You become more and more willing to make mistakes, because you know, without a shadow of a doubt, that you will correct them as they become apparent to you.

My conversations with the most successful people I know usually contain a strong theme of “Here’s how I fucked up. And here’s how I’m fixing it.”

So take a look at the results you’re not creating … yet.

Look at any blame, victimization, denial, escapism, or obligation energy you may be engaged in.

Don’t just acknowledge and claim responsibility … TAKE IT. It will involve uncomfortable new actions.

And then your life will change.

And it will be easier the next time.

To your infinite capacity for abundance,
Andrrea Hess

8 Comments

  • Sallie Keys says:

    Great article Andrrea!

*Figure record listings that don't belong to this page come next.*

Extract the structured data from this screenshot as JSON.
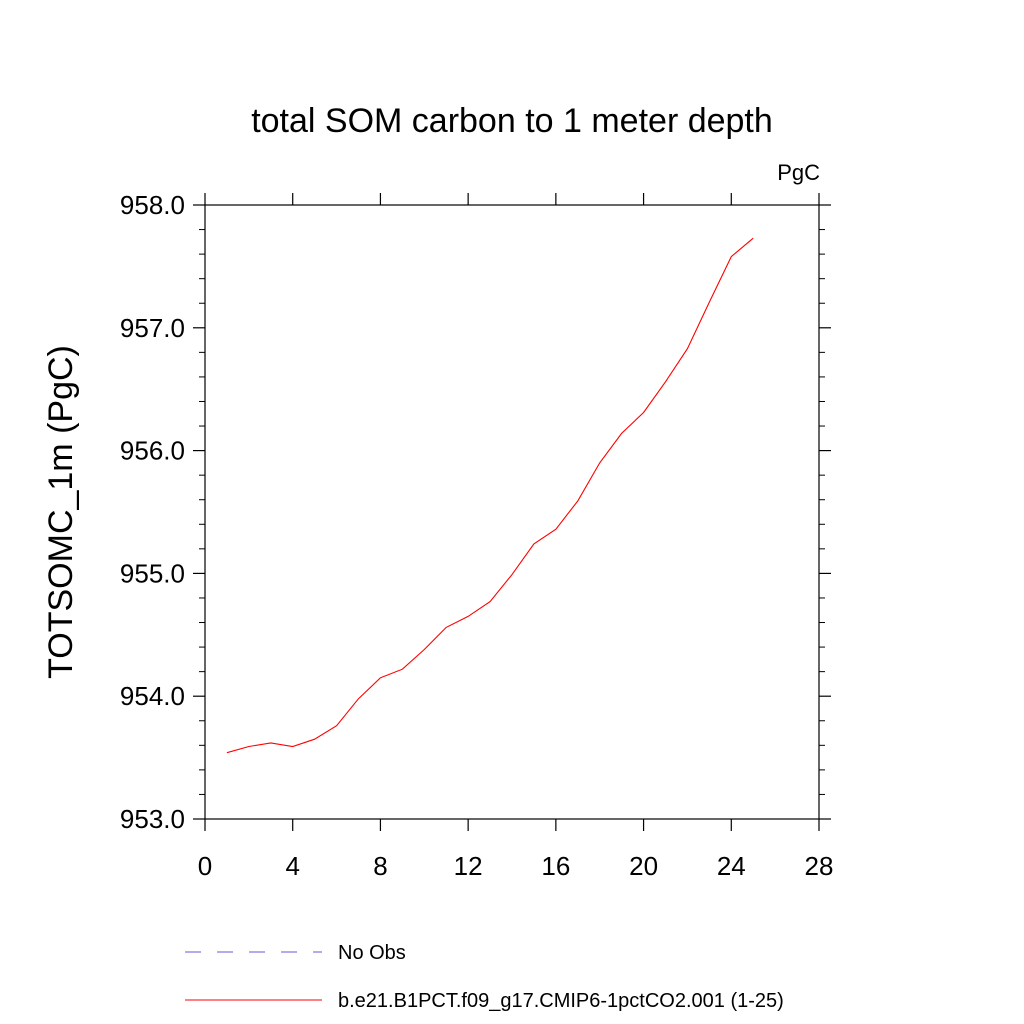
{
  "chart_data": {
    "type": "line",
    "title": "total SOM carbon to 1 meter depth",
    "units": "PgC",
    "xlabel": "",
    "ylabel": "TOTSOMC_1m  (PgC)",
    "xlim": [
      0,
      28
    ],
    "ylim": [
      953.0,
      958.0
    ],
    "x_ticks": [
      0,
      4,
      8,
      12,
      16,
      20,
      24,
      28
    ],
    "x_tick_labels": [
      "0",
      "4",
      "8",
      "12",
      "16",
      "20",
      "24",
      "28"
    ],
    "y_ticks": [
      953.0,
      954.0,
      955.0,
      956.0,
      957.0,
      958.0
    ],
    "y_tick_labels": [
      "953.0",
      "954.0",
      "955.0",
      "956.0",
      "957.0",
      "958.0"
    ],
    "grid": false,
    "series": [
      {
        "name": "b.e21.B1PCT.f09_g17.CMIP6-1pctCO2.001 (1-25)",
        "color": "#ff0000",
        "x": [
          1,
          2,
          3,
          4,
          5,
          6,
          7,
          8,
          9,
          10,
          11,
          12,
          13,
          14,
          15,
          16,
          17,
          18,
          19,
          20,
          21,
          22,
          23,
          24,
          25
        ],
        "y": [
          953.54,
          953.59,
          953.62,
          953.59,
          953.65,
          953.76,
          953.98,
          954.15,
          954.22,
          954.38,
          954.56,
          954.65,
          954.77,
          954.99,
          955.24,
          955.36,
          955.59,
          955.9,
          956.14,
          956.31,
          956.56,
          956.83,
          957.21,
          957.58,
          957.73
        ]
      }
    ],
    "legend": {
      "placement": "bottom",
      "entries": [
        {
          "label": "No Obs",
          "color": "#6a5acd",
          "style": "dashed"
        },
        {
          "label": "b.e21.B1PCT.f09_g17.CMIP6-1pctCO2.001 (1-25)",
          "color": "#ff0000",
          "style": "solid"
        }
      ]
    }
  }
}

I was recently thinking and speaking to someone about this very same issue. I do have a question, because I was thinking of it in the reverse way. In this scenario, wasn’t Susan actually carrying TOO MUCH responsibility as well – as in carrying the responsibility for others? Does that make sense? But at the same time, you are correct as well – she needed to take responsibility for enabling them. And I suppose she was also not taking responsibility because it was easier not to, meaning looking for the easy way out?

    • Andrrea Hess says:

      Sallie, taking responsibility is really about engaging deeply with the consequences of what’s not working for us, and CHANGING them.

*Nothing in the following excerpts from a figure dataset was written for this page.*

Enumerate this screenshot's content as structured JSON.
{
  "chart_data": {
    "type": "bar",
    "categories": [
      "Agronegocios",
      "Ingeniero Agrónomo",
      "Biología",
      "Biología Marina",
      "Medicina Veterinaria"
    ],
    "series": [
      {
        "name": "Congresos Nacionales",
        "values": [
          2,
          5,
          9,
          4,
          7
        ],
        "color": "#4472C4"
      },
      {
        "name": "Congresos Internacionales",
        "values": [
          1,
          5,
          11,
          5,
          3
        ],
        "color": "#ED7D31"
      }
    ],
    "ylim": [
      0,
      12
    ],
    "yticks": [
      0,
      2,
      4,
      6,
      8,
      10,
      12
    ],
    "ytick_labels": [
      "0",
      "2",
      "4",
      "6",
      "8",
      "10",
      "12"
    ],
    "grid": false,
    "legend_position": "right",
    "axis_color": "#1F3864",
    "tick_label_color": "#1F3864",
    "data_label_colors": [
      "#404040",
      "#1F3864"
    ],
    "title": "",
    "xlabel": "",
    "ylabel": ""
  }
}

      We call it “taking responsibility” when we do for other grown adults what they could do for themselves … but it really is a dysfunctional way of being in control, or wanting to be liked or neeeded, or a gzillion other issues. It’s definitely enabling. 🙂

  • Stacie Forbes says:

    About two years ago, the extent to which I had assumed some level of responsibility for others was made crystal clear in a dream. After receiving a lottery jackpot, family and friends lined up at my front door with open hands. They began fighting each other over who should get what amount from me.

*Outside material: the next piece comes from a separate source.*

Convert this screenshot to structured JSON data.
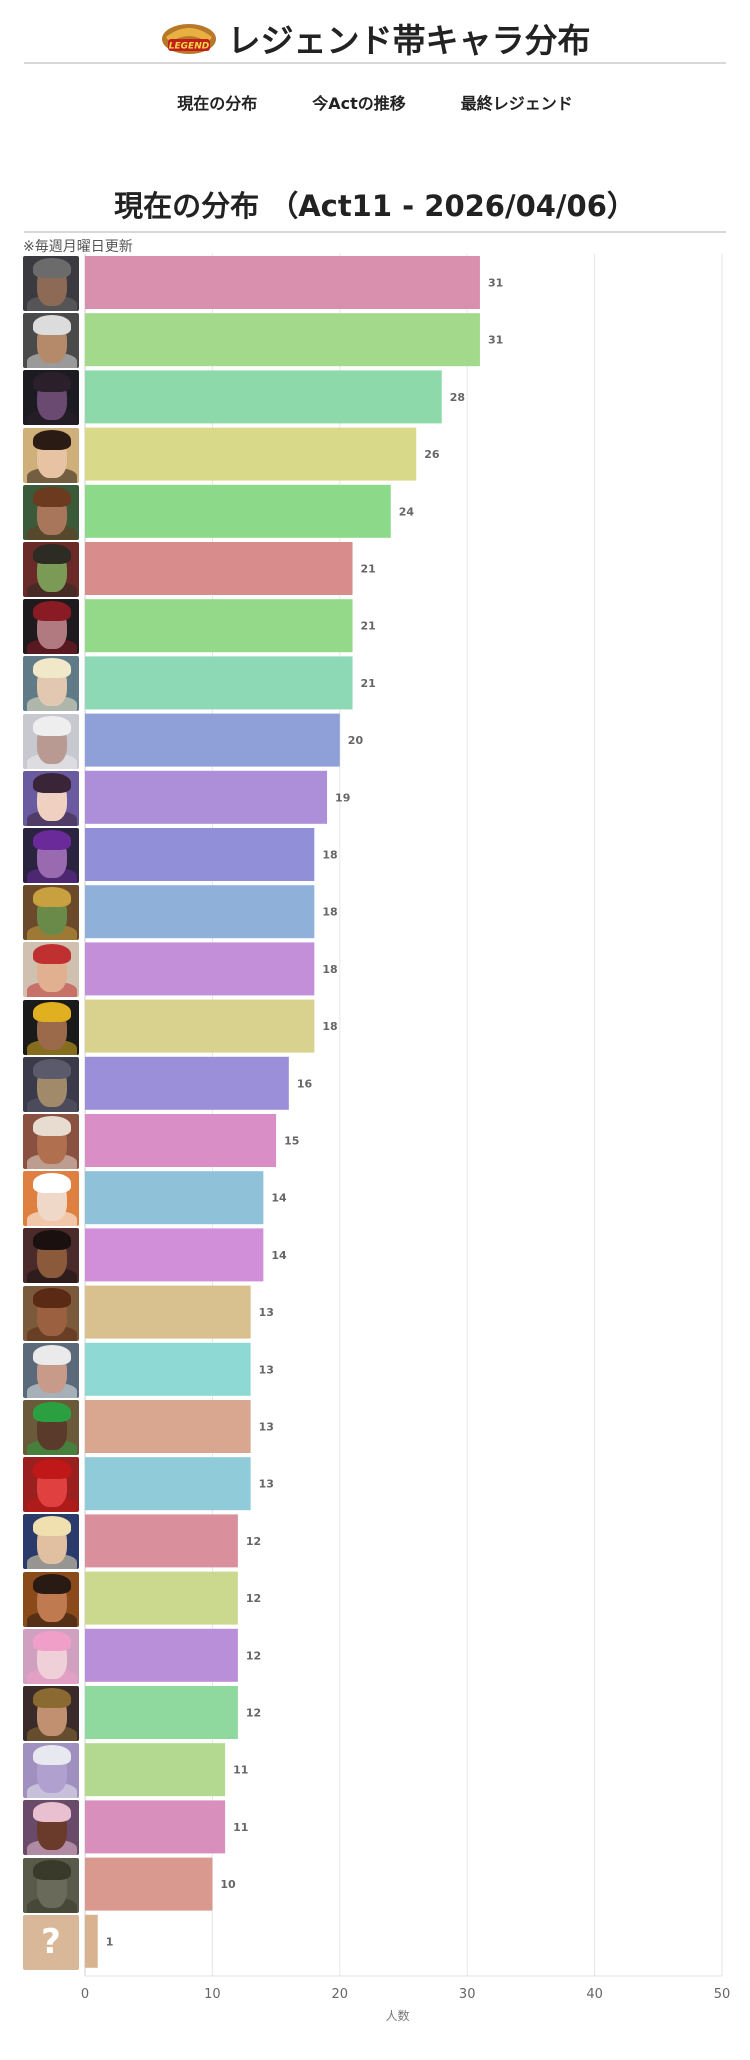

    I was “Susan”, and that was the imbalance I had created in my life. I’ve been correcting it, but with mixed results because I’m trying to move from Step 1 directly to Step 3. Thank you for the Step 2 conversation you included, because I am ready to have it with a few people.

    • Andrrea Hess says:

      Stacie, I see this situation a LOT, where clients hold themselves back financially because of who might come calling with “open hands.” It’s more common than we might think! Good for you for seeing that you’re missing a step … go have the conversation, without any attachment to their reaction. And then stick to your boundaries!!!

  • Sallie Keys says:

    That’s a really good point. It is a process of transformation. And no, it’s not an easy one to actually take responsibility and it really is such a huge issue that can create significant change in your life.

  • gia says:

    Oh yeah…getting ready to have that “come to Jesus” talk with my son. Step 2 and 3 are going to suck. So surrendering to that part now…and strengthening my resolve to have the conversation and follow through anyway!

  • Sofia says:

    Great article, Andrrea! Read it in one breathe! Thank you so much for publishing it… Real eye opener.